To evaluate whether manual rotation of fetuses in occiput posterior positions at full dilation increases the rate of spontaneous vaginal delivery.
In an open, single-center, randomized controlled trial, patients with a term, singleton gestation, epidural analgesia, and ultrasonogram-confirmed occiput posterior position at the start of the second stage of labor were randomized to either manual rotation or expectant management. Our primary endpoint was the rate of spontaneous vaginal delivery. Secondary endpoints were operative vaginal delivery, cesarean delivery, and maternal and neonatal morbidity. Analyses were based on an intention-to-treat method. A sample size of 107 patients per group (n=214) was planned to detect a 20% increase in the percent of patients with a spontaneous vaginal delivery (assuming 60% without manual rotation vs 80% with manual rotation) with 90% power and alpha of 0.05.
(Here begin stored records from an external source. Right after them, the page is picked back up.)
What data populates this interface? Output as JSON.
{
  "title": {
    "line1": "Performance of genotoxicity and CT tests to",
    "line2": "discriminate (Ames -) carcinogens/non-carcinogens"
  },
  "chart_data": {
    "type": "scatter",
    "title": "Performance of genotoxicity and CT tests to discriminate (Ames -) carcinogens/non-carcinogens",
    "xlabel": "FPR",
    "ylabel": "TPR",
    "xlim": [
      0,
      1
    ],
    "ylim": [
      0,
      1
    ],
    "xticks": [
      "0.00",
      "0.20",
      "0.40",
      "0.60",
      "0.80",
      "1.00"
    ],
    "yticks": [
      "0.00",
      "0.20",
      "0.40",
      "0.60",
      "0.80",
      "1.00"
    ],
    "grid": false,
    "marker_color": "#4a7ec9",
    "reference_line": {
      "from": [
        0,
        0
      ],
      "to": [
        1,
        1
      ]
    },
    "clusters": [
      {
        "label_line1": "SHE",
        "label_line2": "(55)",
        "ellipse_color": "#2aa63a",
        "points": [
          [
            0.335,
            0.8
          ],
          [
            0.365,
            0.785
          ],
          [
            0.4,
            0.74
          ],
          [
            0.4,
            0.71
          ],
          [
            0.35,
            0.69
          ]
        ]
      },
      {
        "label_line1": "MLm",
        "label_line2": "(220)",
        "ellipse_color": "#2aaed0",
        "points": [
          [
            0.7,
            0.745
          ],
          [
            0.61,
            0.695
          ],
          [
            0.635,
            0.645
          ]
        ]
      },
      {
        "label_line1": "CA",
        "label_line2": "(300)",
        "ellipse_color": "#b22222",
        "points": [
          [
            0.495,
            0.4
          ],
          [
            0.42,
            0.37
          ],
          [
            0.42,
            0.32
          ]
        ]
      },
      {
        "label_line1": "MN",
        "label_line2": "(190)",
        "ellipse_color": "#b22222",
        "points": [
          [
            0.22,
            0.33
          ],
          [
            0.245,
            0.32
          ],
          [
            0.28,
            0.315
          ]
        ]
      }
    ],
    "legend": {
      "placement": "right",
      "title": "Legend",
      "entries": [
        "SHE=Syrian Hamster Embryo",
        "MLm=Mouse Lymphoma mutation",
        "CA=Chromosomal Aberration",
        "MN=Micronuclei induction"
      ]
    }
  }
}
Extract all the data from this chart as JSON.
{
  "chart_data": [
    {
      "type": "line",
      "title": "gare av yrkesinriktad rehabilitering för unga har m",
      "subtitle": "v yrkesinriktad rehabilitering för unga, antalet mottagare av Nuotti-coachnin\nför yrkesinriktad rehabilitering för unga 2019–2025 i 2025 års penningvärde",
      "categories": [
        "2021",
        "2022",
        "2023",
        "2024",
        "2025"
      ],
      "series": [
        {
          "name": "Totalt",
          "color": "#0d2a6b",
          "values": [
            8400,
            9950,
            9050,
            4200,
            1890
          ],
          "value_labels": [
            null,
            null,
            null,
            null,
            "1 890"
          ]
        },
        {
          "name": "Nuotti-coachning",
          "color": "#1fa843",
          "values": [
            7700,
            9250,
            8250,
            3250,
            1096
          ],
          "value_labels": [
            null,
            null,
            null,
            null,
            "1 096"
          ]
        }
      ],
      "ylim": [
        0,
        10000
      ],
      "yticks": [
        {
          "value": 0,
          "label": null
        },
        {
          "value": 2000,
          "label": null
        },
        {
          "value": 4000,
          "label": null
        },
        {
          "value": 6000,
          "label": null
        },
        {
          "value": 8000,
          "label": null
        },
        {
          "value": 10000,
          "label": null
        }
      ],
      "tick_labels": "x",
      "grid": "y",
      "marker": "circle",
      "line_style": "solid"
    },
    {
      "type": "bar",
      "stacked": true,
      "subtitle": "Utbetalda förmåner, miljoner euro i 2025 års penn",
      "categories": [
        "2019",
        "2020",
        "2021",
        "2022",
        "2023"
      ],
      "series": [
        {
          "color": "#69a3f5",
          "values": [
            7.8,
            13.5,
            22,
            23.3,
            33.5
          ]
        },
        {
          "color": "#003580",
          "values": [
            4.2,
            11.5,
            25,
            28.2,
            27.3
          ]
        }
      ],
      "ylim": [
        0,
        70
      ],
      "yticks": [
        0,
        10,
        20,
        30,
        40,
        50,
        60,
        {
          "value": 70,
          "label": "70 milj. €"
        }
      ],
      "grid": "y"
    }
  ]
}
Between February 2017 and January 2020, 236 patients were randomized to either manual rotation (n=117) or expectant management (n=119). The success rate of the manual rotation maneuver, defined by conversion to an anterior position as confirmed by ultrasonogram, was 68%. The rate of the primary endpoint did not differ between the groups (58.1% in manual rotation group vs 59.7% in expectant management group (risk difference −1.6; 95% CI −14.1 to 11.0). Manual rotation did not decrease the rate of operative vaginal delivery (29.9% in manual rotation group vs 33.6% in expectant management group (risk difference −3.7; 95% CI −16.6 to 8.2) nor the rate of cesarean delivery (12.0% in manual rotation group vs 6.7% in expectant management group (risk difference 5.3; 95% CI −2.2 to 12.6). Maternal and neonatal morbidity was also similar across the two groups.
Manual rotation of occiput posterior positions at the start of second stage of labor does not increase the rate of vaginal delivery without instrumental assistance.